P. falciparum 3D7 lactate dehydrogenase assay: Parasites of the P. falciparum strain 3D7 were grown in fresh group 0 positive human erythrocytes, obtained from the Centro Regional de Transfusion Sanguınea-SAS (Granada, Spain). This assay was performed in duplicate for each compound using a sixteen (16) point dose response curve (½ serial dilutions) with concentrations starting from 50 μM until 1.5 nM to determine the IC50s of the compounds. Adding 25 μL of P. falciparum 3D7 parasite culture (per well) containing parasitized red blood cells at 0.25% parasitaemia and 2% haematocrit in RPMI-1640, 5% Albumax II, 2% D-sucrose 0.3% glutamine and 150 μM hypoxanthine and incubated at 37 °C for 72 h with 5% CO2, 5% O2 and 95% N2. For negative and positive growth controls, 10 μM chloroquine and complete parasite growth medium were respectively used. The final readouts of the assay was done by measuring the absorbance of the reactions at 650 nm in an Envision plate reader (Perkin Elmer, USA) and the results analysed by Genedata software (GenedataAG, Basel, Switzerland), parasite growth was measured by LDH assay as previously described [12, 13].

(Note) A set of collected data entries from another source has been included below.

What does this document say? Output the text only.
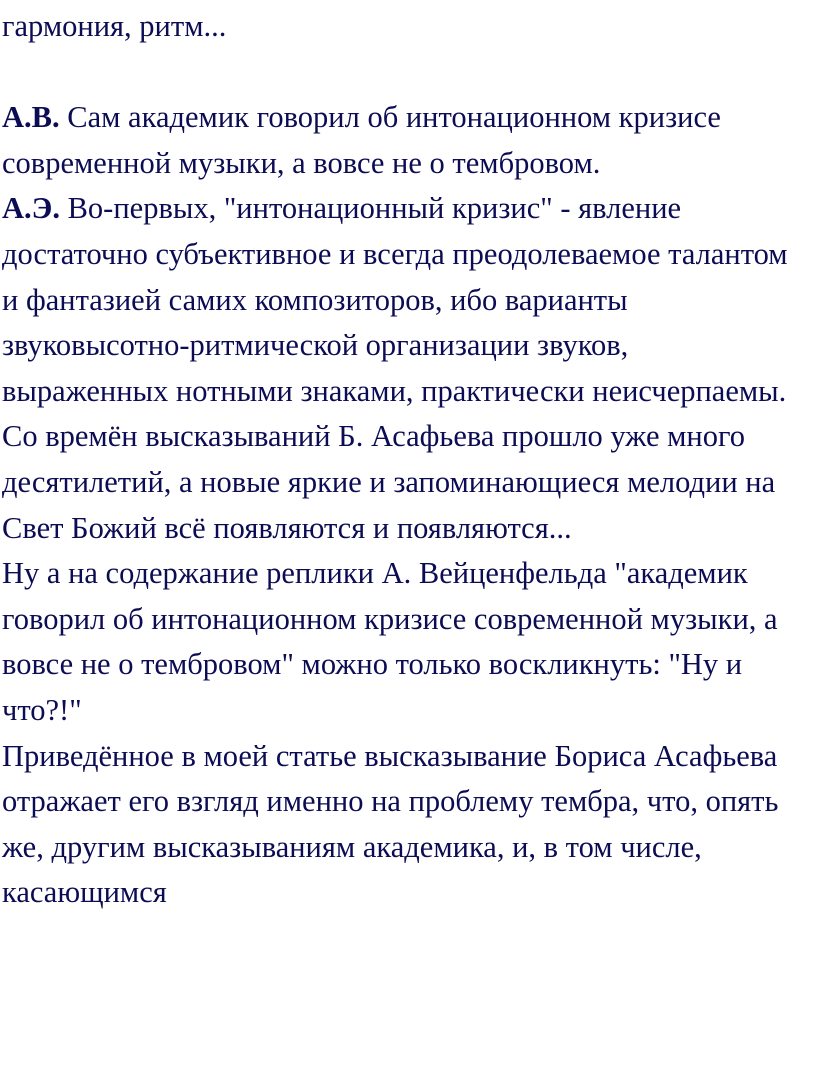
гармония, ритм...

А.В. Сам академик говорил об интонационном кризисе современной музыки, а вовсе не о тембровом.

А.Э. Во-первых, "интонационный кризис" - явление достаточно субъективное и всегда преодолеваемое талантом и фантазией самих композиторов, ибо варианты звуковысотно-ритмической организации звуков, выраженных нотными знаками, практически неисчерпаемы.

Со времён высказываний Б. Асафьева прошло уже много десятилетий, а новые яркие и запоминающиеся мелодии на Свет Божий всё появляются и появляются...

Ну а на содержание реплики А. Вейценфельда "академик говорил об интонационном кризисе современной музыки, а вовсе не о тембровом" можно только воскликнуть: "Ну и что?!"

Приведённое в моей статье высказывание Бориса Асафьева отражает его взгляд именно на проблему тембра, что, опять же, другим высказываниям академика, и, в том числе, касающимся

Anticancer assays: Five tumor cell lines (MiaPaca-2 (CRL-1420), a carcinoma pancreatic from 65 years adult; Hep G2 (HB-80665), a perpetual cell line which was derived from the liver tissue of a 15-year-old Caucasian American male with a well-differentiated hepatocellular carcinoma; A549 (CCL-185), a carcinoma lung from 58-year-old Caucasian made; A2058 (CRL-11147), Human skin melanoma from a 43 years Caucasian adult derived from lymph node and MCF-7 (HTB-22), a breast adenocarcinoma from 69 years woman) were obtained from ATCC. The MTT (3-(4,5-dimethylthiazol-2-yl)-2,5-diphenyltetrazoliumbromide) colorimetric assay, which measures mitochondrial metabolic activity, was employed to estimate the amount of living cells. According to the huge amount of celles to be plated, SelecT (TAP Biosystems, Royston, UK), a cell culture robotic system was used to process ten thousand cells per well (for 72 h assay). Cells were seeded at a concentration of 1× 104 cells/well in 200 μl culture medium and incubated at 37 °C in 5% CO2. After 24 h, the automated liquid-handling system Biomek FX (Beckman Coulter, Pasadena, CA, USA) was used to replace the medium with a final volume of 200 μL and 1 μL of compound (dilution 1/200) and to add controls to the plates and which were then be incubated for 72 h. The test compounds were examined in triplicate with serial two-fold dilutions. After incubation, MTT solution was prepared at 5 mg/mL in PBS 1X and then diluted at 0.5 mg/mL in MEM without phenol red. The sample solution in wells was removed and 100 μL of MTT dye was added to each well. The plates were gently shaken and incubated for 3 h at 37 °C in 5% CO2 incubator. The supernatant was removed and 100 μL of DMSO 100% was added. The plates were gently shaken to solubilize theoriginated formazan and absorbance at 570 nm was read in a Victor2 Wallac spectrofluorometer (PerkinElmer, Waltham, MA, USA). IC50 values were calculated as the concentration that decreases 50% of the cell viability using Genedata Screener software (Genedata AG, Basel, Switzerland). Curve fitting followed the Smart Fit strategy with Hill model selection.